La miré sin saber qué decir. El contraste era absurdo: yo seguía con el peso de los recuerdos de mi hermana en la garganta, y ella estaba más preocupada por un aparato que ya no servía.
Al darse cuenta de mi mirada, sonrió débilmente y se presentó, casi como si nada hubiera pasado.
—Soy Ellie.
La palabra flotó en el aire, como si buscara un lugar entre las luciérnagas que aún brillaban alrededor.
Ellie sacudió la cámara con cuidado, como si al hacerlo pudiera devolverle la vida. El barro chorreaba y el lente estaba cubierto de gotas.

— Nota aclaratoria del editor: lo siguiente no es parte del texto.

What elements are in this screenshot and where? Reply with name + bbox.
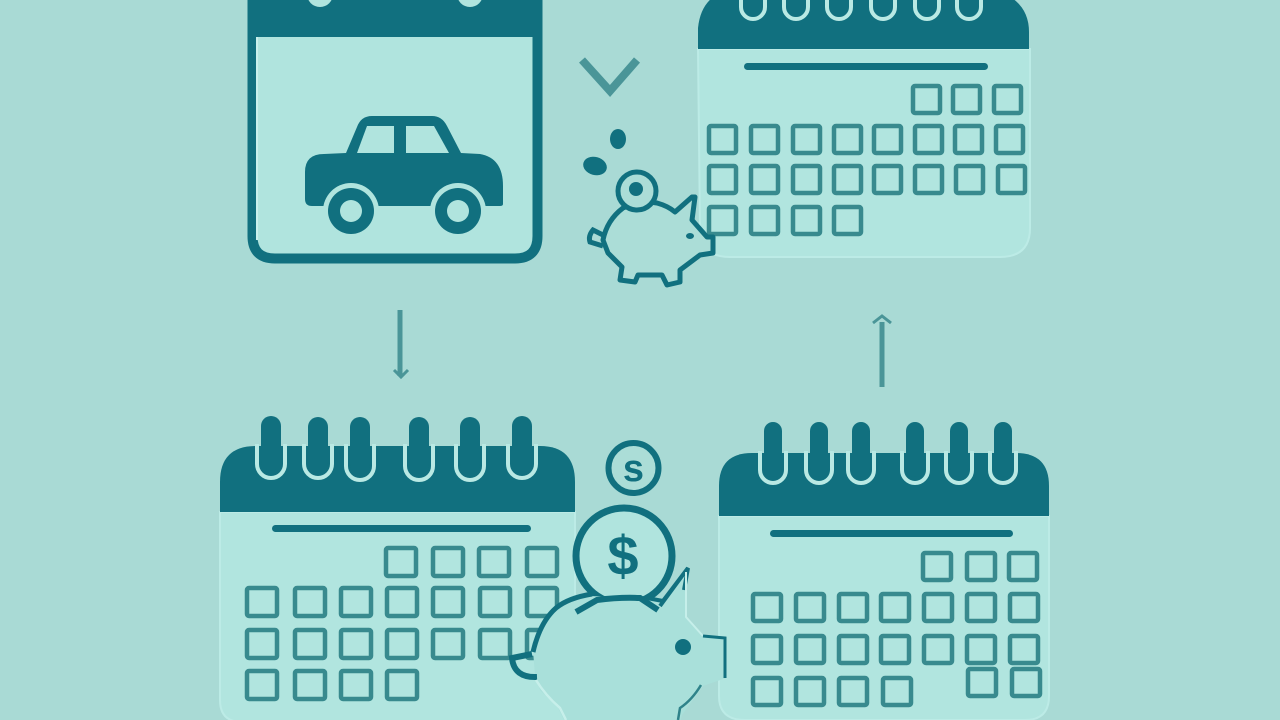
calendar: top right — [698, 0, 1030, 257]
calendar: bottom right — [719, 422, 1049, 720]
icon: small dollar coin: s — [623, 448, 644, 490]
piggy tail — [589, 230, 603, 246]
piggy tail — [512, 654, 537, 677]
calendar: bottom left — [220, 416, 575, 720]
arrow: up — [873, 316, 891, 387]
icon: small piggy bank with coin — [589, 172, 713, 285]
icon: falling coins — [581, 129, 626, 178]
icon: large dollar coin: $ — [607, 524, 639, 587]
calendar: car, top left — [248, 0, 542, 258]
icon: small dollar coin — [608, 443, 658, 493]
icon: car — [305, 116, 503, 239]
icon: large piggy bank — [512, 568, 726, 720]
icon: large dollar coin — [576, 508, 672, 604]
icon: down chevron — [582, 60, 637, 91]
arrow: down — [394, 310, 408, 377]
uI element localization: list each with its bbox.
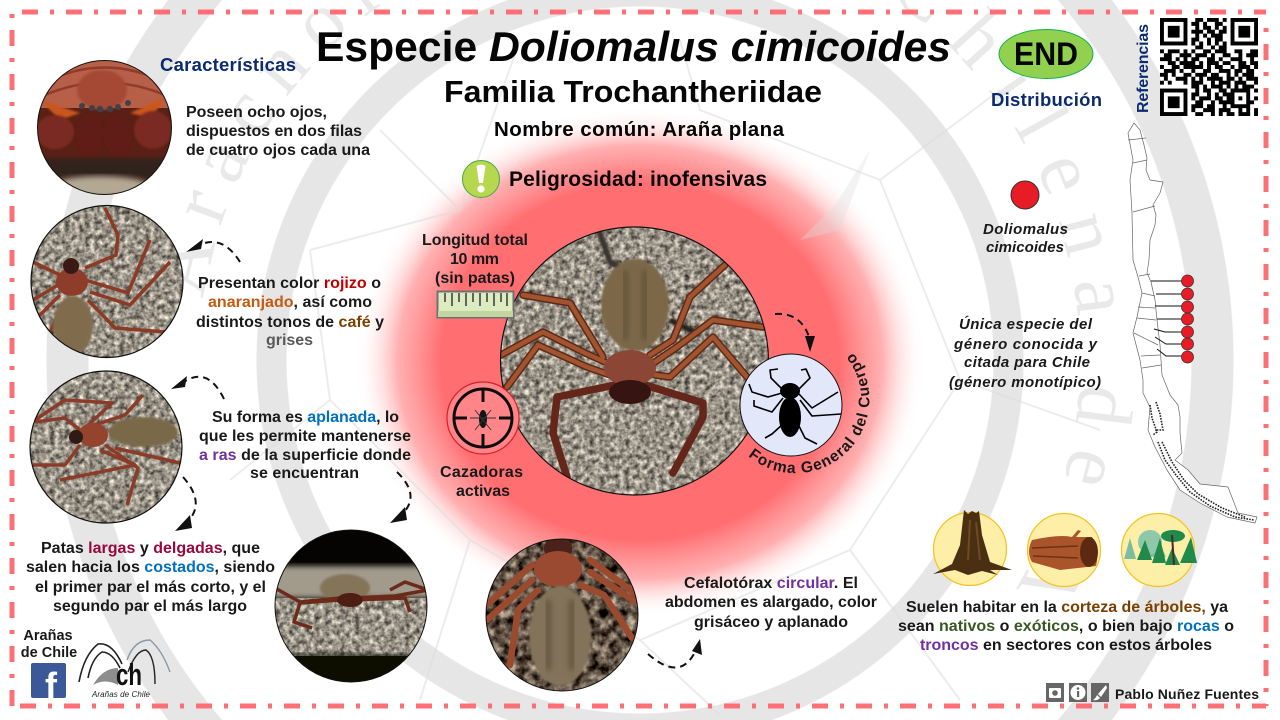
icon: warning [462, 160, 500, 198]
credits [1046, 683, 1259, 702]
red glow behind main photo [340, 90, 940, 630]
text: legs: salen hacia los costados, siendo [26, 559, 275, 576]
main spider photo [500, 226, 770, 496]
text: hunters: Cazadoras [440, 464, 523, 481]
length label: Longitud total [422, 232, 528, 249]
text: eyes: dispuestos en dos filas [186, 123, 362, 140]
heading: distribución: Distribución [991, 89, 1102, 110]
label: de Chile [21, 645, 77, 661]
logo: ch [116, 657, 142, 692]
text: flattened shape: a ras de la superficie donde [199, 447, 411, 464]
icon: info [1069, 683, 1087, 702]
icon: tree stump [933, 510, 1012, 586]
text: monotypic genus: Única especie del [959, 315, 1093, 333]
text: monotypic genus [949, 315, 1101, 391]
text: hunters [440, 464, 523, 500]
arrow: to frontal photo [390, 472, 411, 523]
text: eyes: Poseen ocho ojos, [186, 104, 327, 121]
photo: dorsal close-up [485, 535, 639, 692]
photo: flattened side view [29, 370, 183, 524]
text: flattened shape: Su forma es aplanada, lo [212, 409, 399, 426]
badge: END endemic [999, 30, 1093, 78]
arrow: to legs text [175, 477, 196, 531]
length label [422, 232, 528, 287]
icon: active hunter target [447, 382, 519, 454]
legend: species name: cimicoides [986, 239, 1064, 256]
text: flattened shape: se encuentran [250, 465, 359, 482]
logo [79, 640, 170, 699]
icon: brush [1091, 683, 1109, 702]
southern islands [1150, 402, 1254, 520]
arrow: to body shape [775, 314, 815, 352]
record dots [1182, 275, 1194, 363]
text: habitat: Suelen habitar en la corteza de árboles, ya [906, 599, 1228, 616]
text: habitat [898, 599, 1234, 654]
icon: facebook: f [45, 665, 58, 706]
danger level [462, 160, 767, 198]
text: colour [196, 275, 384, 349]
text: cephalothorax: Cefalotórax circular. El [684, 575, 858, 592]
danger text: Peligrosidad: inofensivas [509, 168, 767, 191]
text: habitat: sean nativos o exóticos, o bien bajo rocas o [898, 618, 1234, 635]
text: colour: grises [266, 332, 313, 349]
text: eyes [186, 104, 370, 159]
length label: 10 mm [450, 251, 499, 268]
text: monotypic genus: citada para Chile [964, 354, 1090, 371]
arrow: to dorsal photo [648, 639, 702, 668]
logo: Arañas de Chile [91, 690, 151, 699]
arrow: to flat photo [171, 376, 224, 399]
text: legs [26, 540, 275, 615]
arrow: to colour photo [186, 239, 240, 262]
text: eyes: de cuatro ojos cada una [186, 142, 370, 159]
label: Arañas [23, 628, 73, 644]
text: colour: Presentan color rojizo o [198, 275, 381, 292]
text: monotypic genus: (género monotípico) [949, 374, 1101, 391]
text: flattened shape: que les permite mantenerse [199, 428, 411, 445]
heading: características: Características [160, 54, 296, 75]
photo: eyes close-up [36, 60, 173, 198]
map outline [1128, 123, 1257, 523]
map of Chile with records [1128, 123, 1257, 523]
text: colour: anaranjado, así como [208, 294, 372, 311]
text: colour: distintos tonos de café y [196, 314, 384, 331]
watermark web lines [230, 40, 1100, 715]
legend: species name: Doliomalus [983, 221, 1068, 238]
curved label: Forma General del Cuerpo: Forma General del Cuerpo [748, 354, 870, 474]
subtitle: family: Familia Trochantheriidae [444, 74, 822, 109]
text: cephalothorax [665, 575, 877, 631]
photo: frontal low view [270, 530, 434, 685]
label [21, 628, 77, 661]
text: hunters: activas [456, 483, 510, 500]
text: legs: segundo par el más largo [53, 598, 247, 615]
text: monotypic genus: género conocida y [953, 336, 1098, 353]
common name: Nombre común: Araña plana [494, 118, 785, 141]
badge: END endemic: END [1014, 36, 1078, 72]
text: flattened shape [199, 409, 411, 482]
icon: forest [1122, 514, 1197, 586]
author: Pablo Nuñez Fuentes [1115, 686, 1259, 702]
text: habitat: troncos en sectores con estos árboles [920, 637, 1212, 654]
icon: camera [1046, 683, 1064, 702]
length label: (sin patas) [435, 270, 515, 287]
text: legs: Patas largas y delgadas, que [41, 540, 260, 557]
QR code [1160, 18, 1258, 116]
heading: referencias: Referencias [1135, 24, 1152, 113]
icon: general body shape [740, 354, 842, 456]
text: cephalothorax: grisáceo y aplanado [694, 614, 848, 631]
icon: ruler [438, 292, 514, 318]
photo: dorsal colour [30, 205, 184, 359]
text: legs: el primer par el más corto, y el [35, 579, 266, 596]
legend: red dot [1011, 181, 1039, 209]
icon: facebook [31, 663, 66, 706]
brand: Arañas de Chile [21, 628, 170, 706]
text: cephalothorax: abdomen es alargado, color [665, 594, 877, 611]
legend: species name [983, 221, 1068, 256]
leader lines [1151, 281, 1182, 356]
title: Especie Doliomalus cimicoides [316, 23, 951, 70]
icon: hollow log [1028, 514, 1100, 586]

Suspiró con fuerza, luego me miró y alzó las cejas como si acabara de recordar que yo existía.
—No es lo que parece —dijo.
—Ajá… ¿y qué se supone que parece? —respondí, cruzándome de brazos.
—Que me tiré al agua fría porque sí. Y no. Me resbalé, ¿ok? Estaba intentando fotografiar a las luciérnagas.
No pude evitar mirarla con incredulidad.
—¿A estas horas? ¿En este lugar?
—Sí, ¿qué tiene? —replicó enseguida, con esa seguridad que solo tienen los que no entienden el peligro—. Son hermosas. Y pensé que… bueno, quería guardar cada luz antes de que desapareciera.
Se quedó mirando el lago, fascinada, como si hablara en serio. Yo seguí en silencio, porque no sabía qué contestar. ¿Guardar la luz? Eso no era más que poesía barata.
—Ya sabes que se apagan en segundos, ¿verdad? —dije al final, con un tono más ácido del que pretendía.
Ellie se volvió hacia mí, sonriente, como si no hubiera escuchado la ironía.
—Por eso mismo. Porque duran poco. Y justo por eso son valiosas.